7 Up, the TV series first made in 1964, would never have worked on radio. Ten young boys and (only) four girls were interviewed as they set out on their lives, with the intention of checking up on them every seven years thereafter to see what might have happened to them. They’ve now reached 56 and the series instead of looking forward to what these children might become is looking back over where they have been. The sad, guarded eyes of the young boy in a care home in 1964 made a powerful impact in black and white (colour had not yet arrived on TV), as did the sparky smile of another boy. Words alone somehow would not have had the same impact. We needed to see their faces, and those expressions, foretelling, we could have imagined, what would happen to them.

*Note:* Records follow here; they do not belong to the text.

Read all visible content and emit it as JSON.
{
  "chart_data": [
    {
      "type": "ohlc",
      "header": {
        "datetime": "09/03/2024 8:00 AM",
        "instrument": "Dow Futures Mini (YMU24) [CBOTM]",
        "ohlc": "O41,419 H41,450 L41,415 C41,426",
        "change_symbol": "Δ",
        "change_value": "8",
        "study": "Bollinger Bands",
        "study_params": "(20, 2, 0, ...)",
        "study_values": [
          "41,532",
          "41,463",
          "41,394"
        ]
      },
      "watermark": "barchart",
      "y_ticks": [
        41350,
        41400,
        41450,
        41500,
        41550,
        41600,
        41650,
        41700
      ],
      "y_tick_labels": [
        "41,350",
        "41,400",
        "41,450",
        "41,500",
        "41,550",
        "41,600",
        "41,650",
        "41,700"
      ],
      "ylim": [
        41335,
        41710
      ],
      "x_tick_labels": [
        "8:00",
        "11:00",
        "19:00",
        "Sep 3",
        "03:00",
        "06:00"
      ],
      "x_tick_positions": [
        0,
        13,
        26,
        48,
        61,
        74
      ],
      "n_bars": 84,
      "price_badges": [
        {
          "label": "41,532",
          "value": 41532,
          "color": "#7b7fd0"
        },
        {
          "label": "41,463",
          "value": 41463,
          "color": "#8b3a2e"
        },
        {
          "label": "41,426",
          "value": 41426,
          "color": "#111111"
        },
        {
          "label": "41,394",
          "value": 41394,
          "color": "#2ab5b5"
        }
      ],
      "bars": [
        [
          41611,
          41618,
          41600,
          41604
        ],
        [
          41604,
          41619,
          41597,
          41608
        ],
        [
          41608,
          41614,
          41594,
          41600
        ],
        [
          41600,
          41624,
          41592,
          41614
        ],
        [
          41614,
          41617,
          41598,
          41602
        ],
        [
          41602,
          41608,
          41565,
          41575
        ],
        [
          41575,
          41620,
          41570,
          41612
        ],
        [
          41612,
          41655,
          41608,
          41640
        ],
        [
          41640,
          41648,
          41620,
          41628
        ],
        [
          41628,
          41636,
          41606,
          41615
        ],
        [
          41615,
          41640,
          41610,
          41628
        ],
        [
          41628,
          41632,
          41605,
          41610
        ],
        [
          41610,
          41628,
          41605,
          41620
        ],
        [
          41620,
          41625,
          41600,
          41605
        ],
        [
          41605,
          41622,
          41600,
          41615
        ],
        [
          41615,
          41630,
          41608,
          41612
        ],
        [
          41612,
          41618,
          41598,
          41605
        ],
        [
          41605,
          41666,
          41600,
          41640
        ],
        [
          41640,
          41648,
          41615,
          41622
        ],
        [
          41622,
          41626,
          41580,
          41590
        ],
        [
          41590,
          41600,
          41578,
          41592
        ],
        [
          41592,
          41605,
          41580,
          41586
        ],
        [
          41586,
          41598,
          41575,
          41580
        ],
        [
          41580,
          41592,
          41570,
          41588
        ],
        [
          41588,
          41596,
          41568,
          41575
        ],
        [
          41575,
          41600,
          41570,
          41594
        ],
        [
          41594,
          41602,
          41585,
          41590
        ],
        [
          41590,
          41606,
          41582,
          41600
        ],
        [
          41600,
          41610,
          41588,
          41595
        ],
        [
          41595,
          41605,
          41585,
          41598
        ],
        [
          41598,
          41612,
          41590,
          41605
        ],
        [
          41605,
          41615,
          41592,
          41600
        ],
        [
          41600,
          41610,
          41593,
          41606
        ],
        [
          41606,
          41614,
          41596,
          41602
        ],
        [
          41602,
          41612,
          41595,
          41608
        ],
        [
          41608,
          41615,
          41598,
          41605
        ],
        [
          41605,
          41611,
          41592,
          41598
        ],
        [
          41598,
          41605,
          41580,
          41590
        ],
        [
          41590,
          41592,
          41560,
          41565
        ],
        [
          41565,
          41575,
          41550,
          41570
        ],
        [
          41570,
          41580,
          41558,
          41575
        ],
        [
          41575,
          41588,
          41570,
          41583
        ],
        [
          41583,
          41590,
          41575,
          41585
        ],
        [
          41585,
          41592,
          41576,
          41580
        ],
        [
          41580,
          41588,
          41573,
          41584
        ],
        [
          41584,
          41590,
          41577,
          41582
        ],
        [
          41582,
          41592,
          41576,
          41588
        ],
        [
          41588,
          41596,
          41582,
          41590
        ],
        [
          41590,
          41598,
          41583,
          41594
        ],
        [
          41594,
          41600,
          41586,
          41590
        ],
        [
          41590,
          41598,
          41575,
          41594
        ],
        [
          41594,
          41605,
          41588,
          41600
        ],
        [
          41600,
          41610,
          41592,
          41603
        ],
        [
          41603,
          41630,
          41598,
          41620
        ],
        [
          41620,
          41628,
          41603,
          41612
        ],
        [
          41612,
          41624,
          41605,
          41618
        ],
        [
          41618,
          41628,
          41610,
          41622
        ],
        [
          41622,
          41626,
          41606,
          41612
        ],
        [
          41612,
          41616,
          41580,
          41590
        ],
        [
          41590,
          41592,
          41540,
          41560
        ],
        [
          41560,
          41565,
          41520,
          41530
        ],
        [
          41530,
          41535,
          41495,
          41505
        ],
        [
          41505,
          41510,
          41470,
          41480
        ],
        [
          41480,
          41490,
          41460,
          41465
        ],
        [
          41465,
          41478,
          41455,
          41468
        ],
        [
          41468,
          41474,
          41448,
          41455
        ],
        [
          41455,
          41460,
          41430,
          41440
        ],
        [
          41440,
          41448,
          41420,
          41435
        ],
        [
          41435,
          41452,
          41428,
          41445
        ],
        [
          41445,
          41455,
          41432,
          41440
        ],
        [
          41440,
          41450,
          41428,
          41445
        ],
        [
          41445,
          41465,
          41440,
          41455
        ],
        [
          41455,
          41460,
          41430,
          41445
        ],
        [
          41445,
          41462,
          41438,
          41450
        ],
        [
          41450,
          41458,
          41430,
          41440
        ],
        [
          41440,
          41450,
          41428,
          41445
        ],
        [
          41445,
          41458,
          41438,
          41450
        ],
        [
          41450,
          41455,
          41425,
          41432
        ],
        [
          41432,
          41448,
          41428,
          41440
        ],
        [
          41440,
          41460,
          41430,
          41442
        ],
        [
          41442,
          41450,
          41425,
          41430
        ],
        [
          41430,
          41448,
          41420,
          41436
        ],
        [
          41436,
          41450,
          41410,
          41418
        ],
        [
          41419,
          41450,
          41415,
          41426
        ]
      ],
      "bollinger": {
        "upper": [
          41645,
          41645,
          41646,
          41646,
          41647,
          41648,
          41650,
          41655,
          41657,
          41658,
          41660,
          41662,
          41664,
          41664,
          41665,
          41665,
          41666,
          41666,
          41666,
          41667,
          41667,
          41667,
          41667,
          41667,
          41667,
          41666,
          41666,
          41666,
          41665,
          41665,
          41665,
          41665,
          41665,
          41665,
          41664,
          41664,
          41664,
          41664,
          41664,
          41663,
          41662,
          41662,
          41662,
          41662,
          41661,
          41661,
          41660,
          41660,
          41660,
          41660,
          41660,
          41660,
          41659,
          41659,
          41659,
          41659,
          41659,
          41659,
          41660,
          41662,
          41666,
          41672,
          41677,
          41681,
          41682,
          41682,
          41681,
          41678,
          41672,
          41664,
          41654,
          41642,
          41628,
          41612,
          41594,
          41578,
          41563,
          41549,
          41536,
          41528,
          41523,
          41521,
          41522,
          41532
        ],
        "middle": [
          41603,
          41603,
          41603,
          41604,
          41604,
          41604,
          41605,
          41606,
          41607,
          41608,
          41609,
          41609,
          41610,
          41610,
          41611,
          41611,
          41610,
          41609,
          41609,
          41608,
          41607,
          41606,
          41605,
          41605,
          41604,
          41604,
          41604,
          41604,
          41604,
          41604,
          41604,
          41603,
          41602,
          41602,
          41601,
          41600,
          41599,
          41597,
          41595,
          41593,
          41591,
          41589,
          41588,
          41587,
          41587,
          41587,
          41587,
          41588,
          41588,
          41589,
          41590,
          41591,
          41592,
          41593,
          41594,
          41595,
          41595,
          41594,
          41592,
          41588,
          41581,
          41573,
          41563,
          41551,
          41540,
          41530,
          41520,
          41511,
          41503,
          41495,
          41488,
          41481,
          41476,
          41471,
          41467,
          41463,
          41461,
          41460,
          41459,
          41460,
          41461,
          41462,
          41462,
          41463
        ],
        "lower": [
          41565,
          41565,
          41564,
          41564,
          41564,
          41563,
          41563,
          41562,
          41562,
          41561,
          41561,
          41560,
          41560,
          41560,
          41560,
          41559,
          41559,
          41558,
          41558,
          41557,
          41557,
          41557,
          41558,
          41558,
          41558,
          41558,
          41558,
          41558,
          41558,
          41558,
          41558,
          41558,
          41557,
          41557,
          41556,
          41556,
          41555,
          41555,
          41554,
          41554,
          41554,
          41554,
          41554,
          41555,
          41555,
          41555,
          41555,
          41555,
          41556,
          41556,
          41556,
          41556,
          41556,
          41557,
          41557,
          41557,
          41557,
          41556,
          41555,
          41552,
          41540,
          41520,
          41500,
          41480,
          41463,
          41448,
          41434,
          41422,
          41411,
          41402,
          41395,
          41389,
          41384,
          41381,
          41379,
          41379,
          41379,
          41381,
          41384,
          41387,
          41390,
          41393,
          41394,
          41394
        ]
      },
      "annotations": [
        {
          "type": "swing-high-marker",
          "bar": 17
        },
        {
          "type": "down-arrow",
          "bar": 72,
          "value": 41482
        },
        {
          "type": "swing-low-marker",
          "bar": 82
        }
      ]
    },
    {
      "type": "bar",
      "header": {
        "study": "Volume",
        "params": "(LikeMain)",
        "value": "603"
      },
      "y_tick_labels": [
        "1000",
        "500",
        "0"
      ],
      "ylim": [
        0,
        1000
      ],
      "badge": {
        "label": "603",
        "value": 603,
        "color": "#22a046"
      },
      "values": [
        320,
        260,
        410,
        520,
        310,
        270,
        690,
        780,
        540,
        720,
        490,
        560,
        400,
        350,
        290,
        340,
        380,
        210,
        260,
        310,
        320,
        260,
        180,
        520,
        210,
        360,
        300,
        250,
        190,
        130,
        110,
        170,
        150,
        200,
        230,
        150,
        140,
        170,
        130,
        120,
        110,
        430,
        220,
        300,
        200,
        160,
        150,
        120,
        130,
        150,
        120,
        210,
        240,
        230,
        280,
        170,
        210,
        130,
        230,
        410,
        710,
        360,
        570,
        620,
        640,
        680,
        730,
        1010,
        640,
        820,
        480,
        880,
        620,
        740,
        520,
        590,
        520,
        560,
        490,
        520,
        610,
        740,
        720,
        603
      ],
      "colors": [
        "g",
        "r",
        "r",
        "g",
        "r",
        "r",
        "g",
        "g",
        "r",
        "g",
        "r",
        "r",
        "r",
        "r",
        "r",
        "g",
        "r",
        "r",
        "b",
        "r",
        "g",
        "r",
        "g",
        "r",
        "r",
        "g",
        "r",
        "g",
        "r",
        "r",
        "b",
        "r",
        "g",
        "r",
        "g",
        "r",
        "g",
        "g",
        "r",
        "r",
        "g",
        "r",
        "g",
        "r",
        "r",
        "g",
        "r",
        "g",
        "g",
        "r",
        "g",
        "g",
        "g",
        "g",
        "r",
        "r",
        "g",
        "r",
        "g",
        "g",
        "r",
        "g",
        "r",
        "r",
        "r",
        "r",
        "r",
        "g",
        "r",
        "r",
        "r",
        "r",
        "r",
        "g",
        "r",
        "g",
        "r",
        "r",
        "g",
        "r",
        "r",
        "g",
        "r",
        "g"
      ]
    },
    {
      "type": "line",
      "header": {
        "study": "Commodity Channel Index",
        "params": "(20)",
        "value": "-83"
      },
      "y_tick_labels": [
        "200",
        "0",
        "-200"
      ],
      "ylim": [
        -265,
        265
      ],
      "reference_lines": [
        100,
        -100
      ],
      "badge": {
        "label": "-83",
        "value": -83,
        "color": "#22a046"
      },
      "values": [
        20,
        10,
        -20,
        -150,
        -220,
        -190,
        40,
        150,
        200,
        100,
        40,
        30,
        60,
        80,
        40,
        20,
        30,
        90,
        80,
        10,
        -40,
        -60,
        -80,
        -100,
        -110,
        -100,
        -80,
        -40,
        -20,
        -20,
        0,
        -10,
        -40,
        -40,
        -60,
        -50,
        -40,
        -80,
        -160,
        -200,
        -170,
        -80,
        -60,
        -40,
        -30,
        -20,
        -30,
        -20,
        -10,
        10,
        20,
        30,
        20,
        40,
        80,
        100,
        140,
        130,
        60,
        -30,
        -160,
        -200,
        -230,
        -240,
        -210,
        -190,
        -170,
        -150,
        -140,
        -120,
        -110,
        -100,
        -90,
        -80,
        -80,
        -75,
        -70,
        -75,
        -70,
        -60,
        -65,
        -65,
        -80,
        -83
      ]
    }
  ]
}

Quite the reverse is true of a Radio 4 documentary, The Trouble with Kane (produced by Sue Mitchell). It owes much to the fly-on-the-wall techniques pioneered by the 7 Up team, but it would never have worked as a TV programme. There would have been a suspicion of contrivance, a sense that the rows were being manufactured. We would not have felt quite so intimately involved with the deadlock faced by Kane and his family, nor been made to feel so aware that this could happen to any family with children.
Kane is in trouble with his Bangladeshi parents for skiving off school and smoking cannabis. They’re terrified of his rages, his swearing, his absolute refusal to conform, to respect, to stay within the boundaries of home or school. He’s only 12.
After being caught with a friend carrying two bags of cannabis, Kane has spent a night in a police station.